About the job
At Thinking Machines Lab, our mission is to empower humanity by advancing collaborative general intelligence. We're dedicated to crafting a future where everyone can harness the power of AI to meet their unique needs and aspirations.
Our team comprises scientists, engineers, and innovators who have developed some of the most widely utilized AI products, including ChatGPT and Character.ai, as well as open-weight models like Mistral, in addition to renowned open-source projects such as PyTorch, OpenAI Gym, Fairseq, and Segment Anything.
About the Role
We are seeking a talented Infrastructure Research Engineer to architect and develop the foundational systems that facilitate the scalable and efficient training of large models using reinforcement learning.
This position exists at the crossroads of research and large-scale systems engineering, requiring a professional who not only comprehends the algorithms behind reinforcement learning but also appreciates the practicalities of distributed training and inference at scale. You will have a diverse set of responsibilities, from optimizing rollout and reward pipelines to enhancing the reliability, observability, and orchestration of systems. Collaboration with researchers and infrastructure teams will be essential to ensure reinforcement learning is stable, rapid, and production-ready.

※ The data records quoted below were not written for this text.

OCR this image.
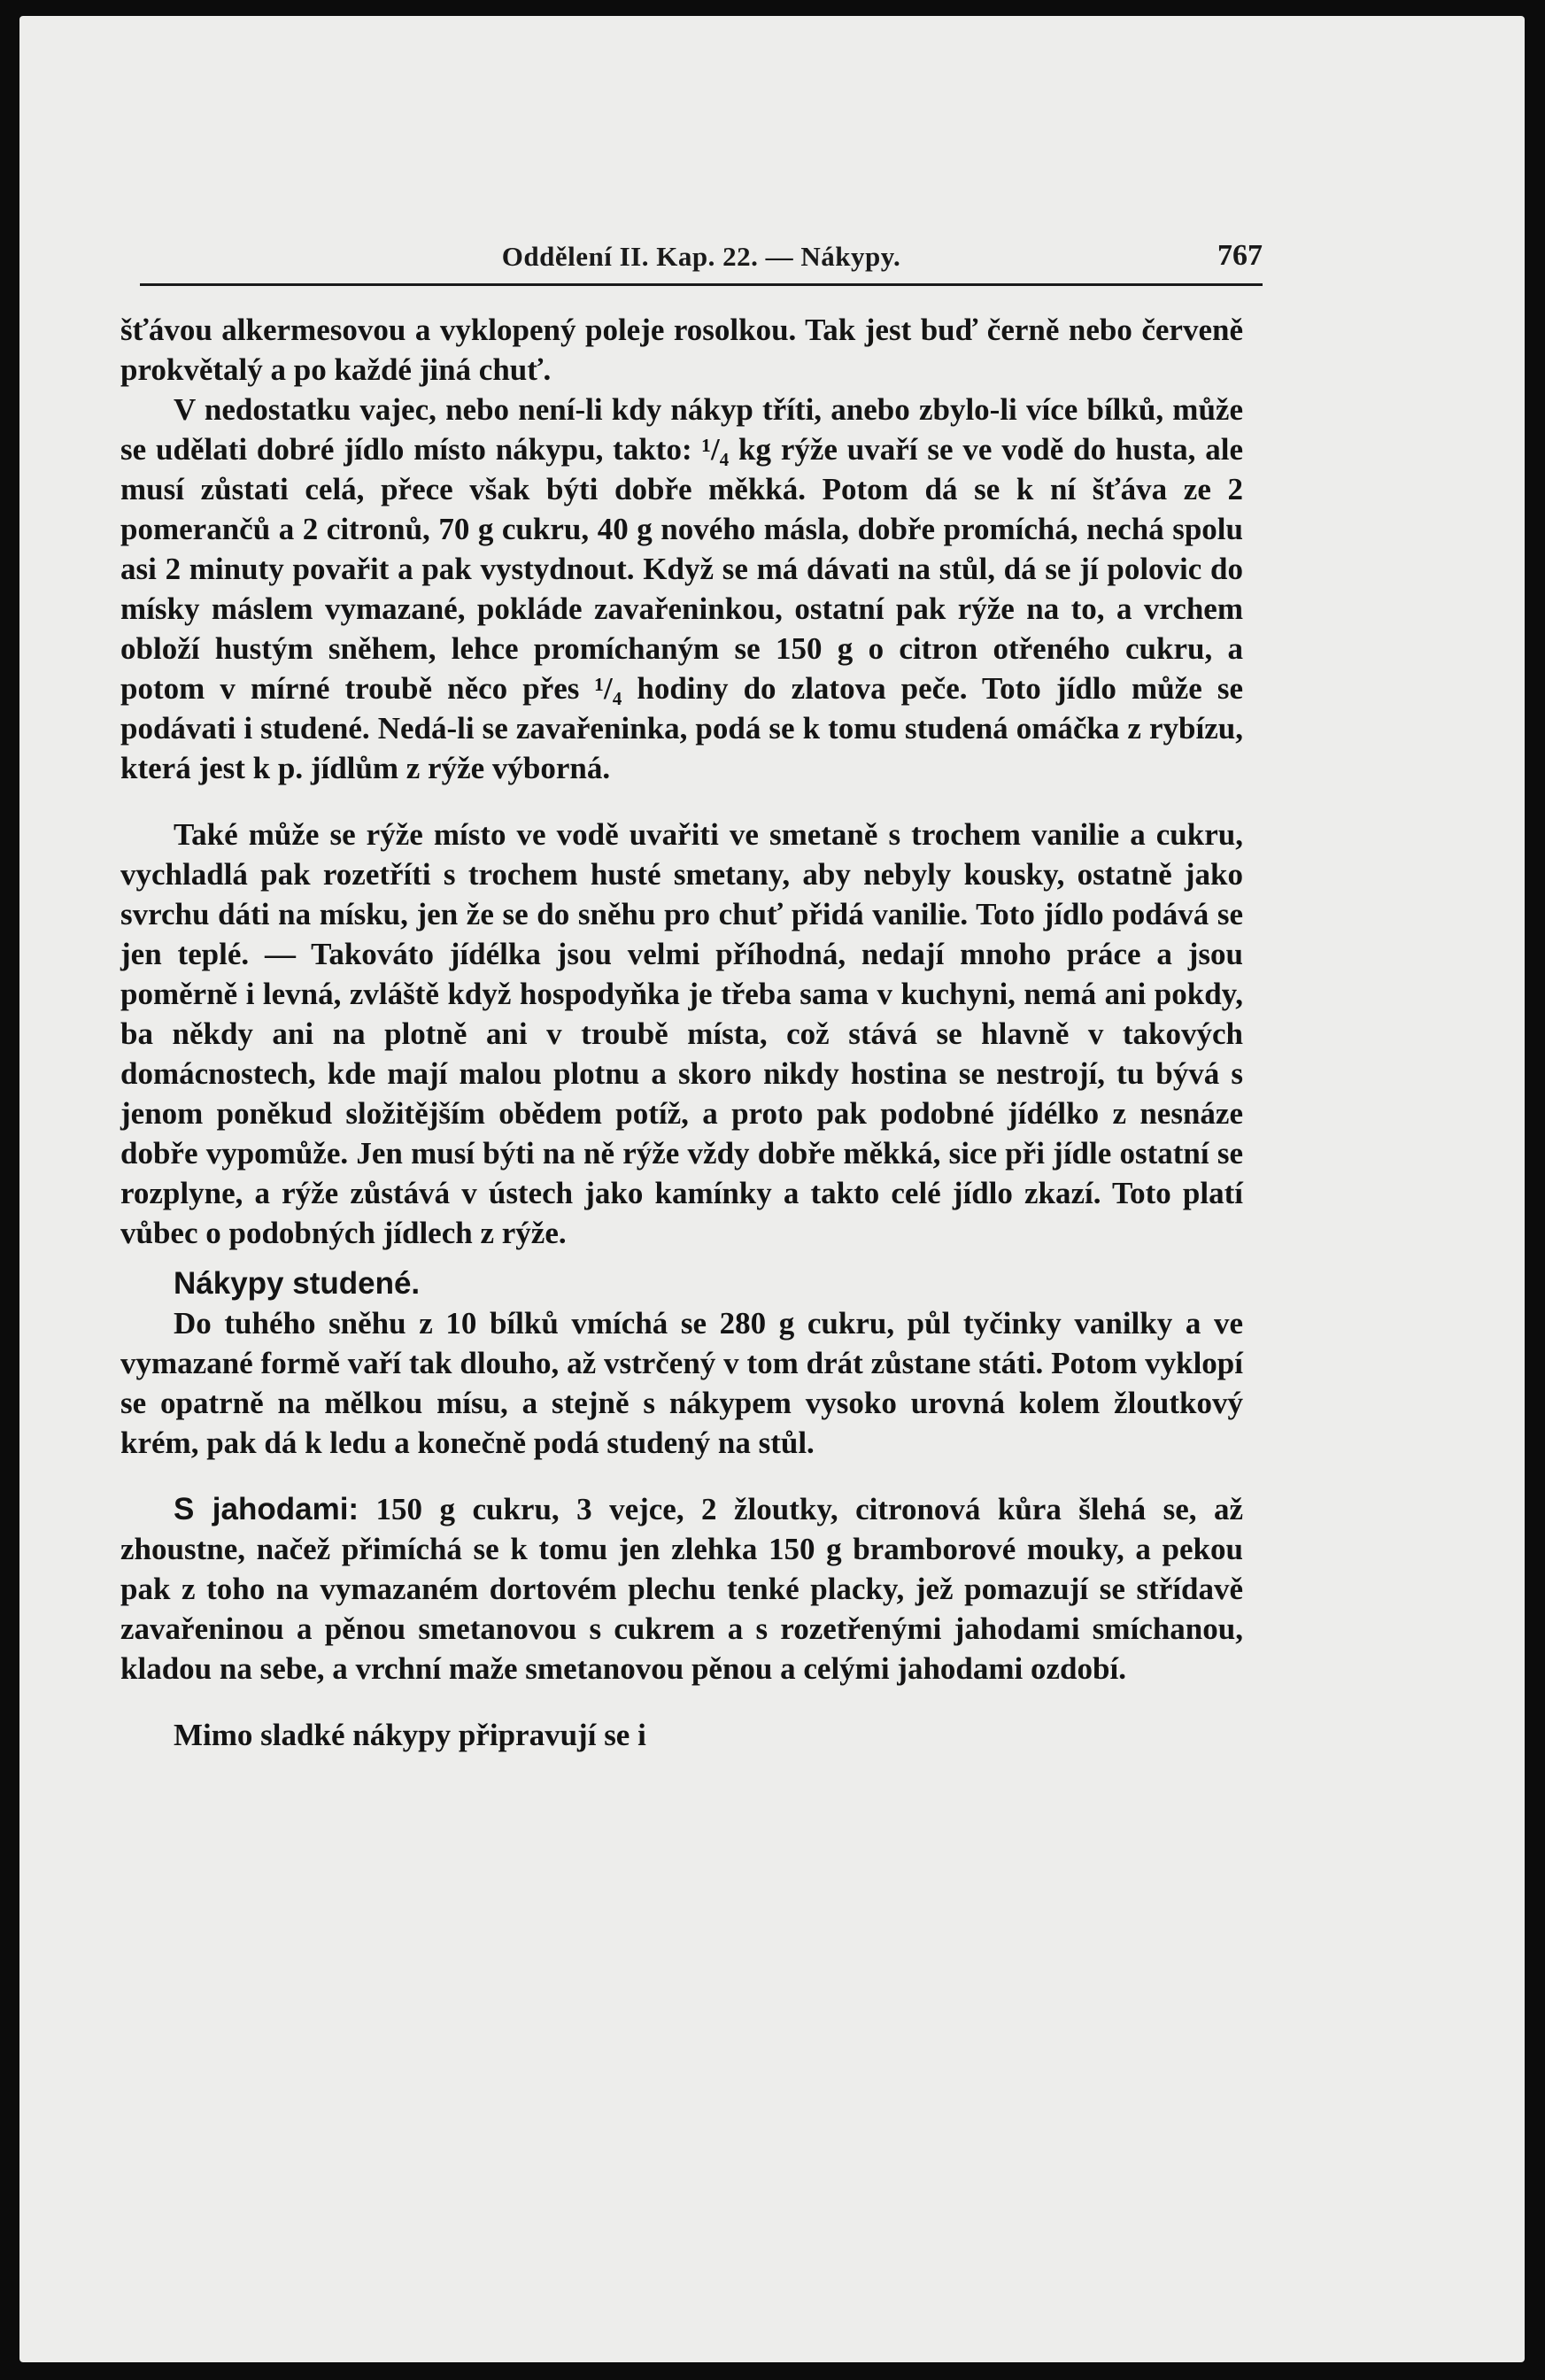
Oddělení II. Kap. 22. — Nákypy.	767

šťávou alkermesovou a vyklopený poleje rosolkou. Tak jest buď černě nebo červeně prokvětalý a po každé jiná chuť.

V nedostatku vajec, nebo není-li kdy nákyp tříti, anebo zbylo-li více bílků, může se udělati dobré jídlo místo nákypu, takto: ¹/₄ kg rýže uvaří se ve vodě do husta, ale musí zůstati celá, přece však býti dobře měkká. Potom dá se k ní šťáva ze 2 pomerančů a 2 citronů, 70 g cukru, 40 g nového másla, dobře promíchá, nechá spolu asi 2 minuty povařit a pak vystydnout. Když se má dávati na stůl, dá se jí polovic do mísky máslem vymazané, pokláde zavařeninkou, ostatní pak rýže na to, a vrchem obloží hustým sněhem, lehce promíchaným se 150 g o citron otřeného cukru, a potom v mírné troubě něco přes ¹/₄ hodiny do zlatova peče. Toto jídlo může se podávati i studené. Nedá-li se zavařeninka, podá se k tomu studená omáčka z rybízu, která jest k p. jídlům z rýže výborná.

Také může se rýže místo ve vodě uvařiti ve smetaně s trochem vanilie a cukru, vychladlá pak rozetříti s trochem husté smetany, aby nebyly kousky, ostatně jako svrchu dáti na mísku, jen že se do sněhu pro chuť přidá vanilie. Toto jídlo podává se jen teplé. — Takováto jídélka jsou velmi příhodná, nedají mnoho práce a jsou poměrně i levná, zvláště když hospodyňka je třeba sama v kuchyni, nemá ani pokdy, ba někdy ani na plotně ani v troubě místa, což stává se hlavně v takových domácnostech, kde mají malou plotnu a skoro nikdy hostina se nestrojí, tu bývá s jenom poněkud složitějším obědem potíž, a proto pak podobné jídélko z nesnáze dobře vypomůže. Jen musí býti na ně rýže vždy dobře měkká, sice při jídle ostatní se rozplyne, a rýže zůstává v ústech jako kamínky a takto celé jídlo zkazí. Toto platí vůbec o podobných jídlech z rýže.

Nákypy studené.

Do tuhého sněhu z 10 bílků vmíchá se 280 g cukru, půl tyčinky vanilky a ve vymazané formě vaří tak dlouho, až vstrčený v tom drát zůstane státi. Potom vyklopí se opatrně na mělkou mísu, a stejně s nákypem vysoko urovná kolem žloutkový krém, pak dá k ledu a konečně podá studený na stůl.

S jahodami: 150 g cukru, 3 vejce, 2 žloutky, citronová kůra šlehá se, až zhoustne, načež přimíchá se k tomu jen zlehka 150 g bramborové mouky, a pekou pak z toho na vymazaném dortovém plechu tenké placky, jež pomazují se střídavě zavařeninou a pěnou smetanovou s cukrem a s rozetřenými jahodami smíchanou, kladou na sebe, a vrchní maže smetanovou pěnou a celými jahodami ozdobí.

Mimo sladké nákypy připravují se i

Note: This is an evergreen role that we maintain on an ongoing basis to express interest. Due to the high volume of applications we receive, there may not always be an immediate position that aligns perfectly with your skills and experience. We encourage you to apply, as we continuously review applications and reach out to candidates when new opportunities arise. You may reapply after gaining more experience, but please refrain from applying more than once every six months. Additionally, you may notice postings for specific roles that cater to unique project or team needs; in those circumstances, you are welcome to apply directly alongside this evergreen role.
What You’ll Do
- Design, implement, and optimize the infrastructure that supports large-scale reinforcement learning and post-training workloads.
- Enhance the reliability and scalability of the RL training pipeline, including distributed RL workloads and training throughput.
- Create shared monitoring and observability tools to ensure high uptime, debuggability, and reproducibility of RL systems.
- Work closely with researchers to translate algorithmic concepts into production-quality training pipelines.
- Develop evaluation and benchmarking infrastructure to assess model performance based on helpfulness, safety, and factual accuracy.
- Publish and disseminate insights through internal documentation, open-source libraries, or technical reports that contribute to the advancement of scalable AI infrastructure.